According to Lanre Olagunju the head of Communications, “the Project Enable Africa was founded in 2014 and before we move into ICT we have provided people’s with disabilities with other skills but we realize that’s not enough because with ICT they can do a lot of things, they can maximize their potentials.”
“So we trained them on a quarterly basis, the last one we did, we had 40 students and they are done with their training here having their internship with different organizations that we have affiliations with and they are doing well with feedbacks that we received. In fact, some of them got jobs with the British Council in Abuja.”
“And that’s the idea when they have that empowerment, they are able to do a lot more.

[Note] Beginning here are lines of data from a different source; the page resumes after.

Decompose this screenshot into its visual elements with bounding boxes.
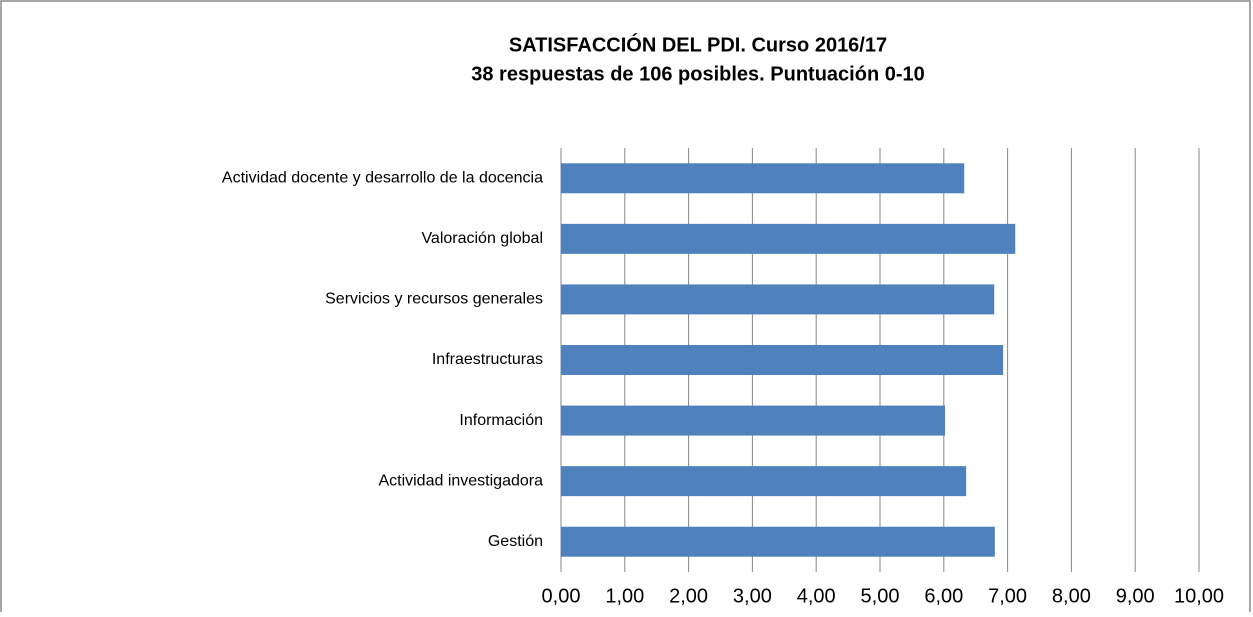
y-tick-label: Información bbox=[459, 412, 543, 429]
bar bbox=[561, 284, 995, 315]
bar bbox=[561, 163, 965, 194]
x-tick-label: 5,00 bbox=[861, 585, 900, 607]
y-tick-label: Infraestructuras bbox=[432, 351, 543, 368]
x-tick-label: 7,00 bbox=[988, 585, 1027, 607]
x-tick-label: 10,00 bbox=[1174, 585, 1224, 607]
chart-title: SATISFACCIÓN DEL PDI. Curso 2016/17 bbox=[509, 32, 887, 56]
bar bbox=[561, 466, 967, 497]
bar bbox=[561, 405, 946, 436]
bar bbox=[561, 345, 1004, 375]
x-tick-label: 2,00 bbox=[669, 585, 708, 607]
chart-subtitle: 38 respuestas de 106 posibles. Puntuació… bbox=[471, 63, 925, 85]
y-tick-label: Actividad investigadora bbox=[378, 472, 543, 489]
y-tick-label: Servicios y recursos generales bbox=[325, 291, 543, 308]
y-tick-label: Valoración global bbox=[421, 230, 543, 247]
x-tick-label: 4,00 bbox=[797, 585, 836, 607]
x-tick-label: 8,00 bbox=[1052, 585, 1091, 607]
bar bbox=[561, 223, 1016, 254]
x-tick-label: 9,00 bbox=[1116, 585, 1155, 607]
x-tick-label: 1,00 bbox=[605, 585, 644, 607]
y-tick-label: Actividad docente y desarrollo de la doc… bbox=[222, 170, 543, 187]
bar bbox=[561, 526, 995, 557]
x-tick-label: 3,00 bbox=[733, 585, 772, 607]
x-tick-label: 0,00 bbox=[542, 585, 581, 607]
y-tick-label: Gestión bbox=[488, 533, 543, 550]
x-tick-label: 6,00 bbox=[924, 585, 963, 607]
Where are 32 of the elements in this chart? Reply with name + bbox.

So trying to stake that idea, we think, taking the to technology or discussion to the tech innovators is important because they are the ones at the back end providing solutions and it is very important that they also have persons with disabilities at the back of their mind.”
“That’s why we have this disability inclusion hackathon, it is a first of its kind as well and we are hoping that we can run this quarterly or yearly, depending on the outcome we get going forward. Tech solutions for people with disabilities is key because it makes their lives a lot easier,” Olagunju added.
Thera Connect, the team with the most innovative solution got a financial reward of $1,000 to develop a platform that links parents of autistic children with therapists.
The idea will be co-owned with Project Enable Africa so as to scale into a commercially viable product.
Speaking about the experience and their excitements, Olowo Titilope Omotoke who spoke on behalf of the team said they applied to participate in the disability inclusion hackathon not to win but as an opportunity to test their idea.
“This is beyond winning for us, it shows that we are doing something that can actually compete in a global market. I had to go online to see what people have created for autistic children and we found out that there is no App that connects parents of autistic children with therapists.”
“Parents need therapists, they need hospitals and they don’t know where to go and that was what made us create this idea,” Omotoke added.
VoiS, a solution that converts sign language into speech and convert speech to text, emerged first runner-up while Vinsighte, a product that assists visually-impaired people to read and navigate their environment easily emerged the second runner up in the competition.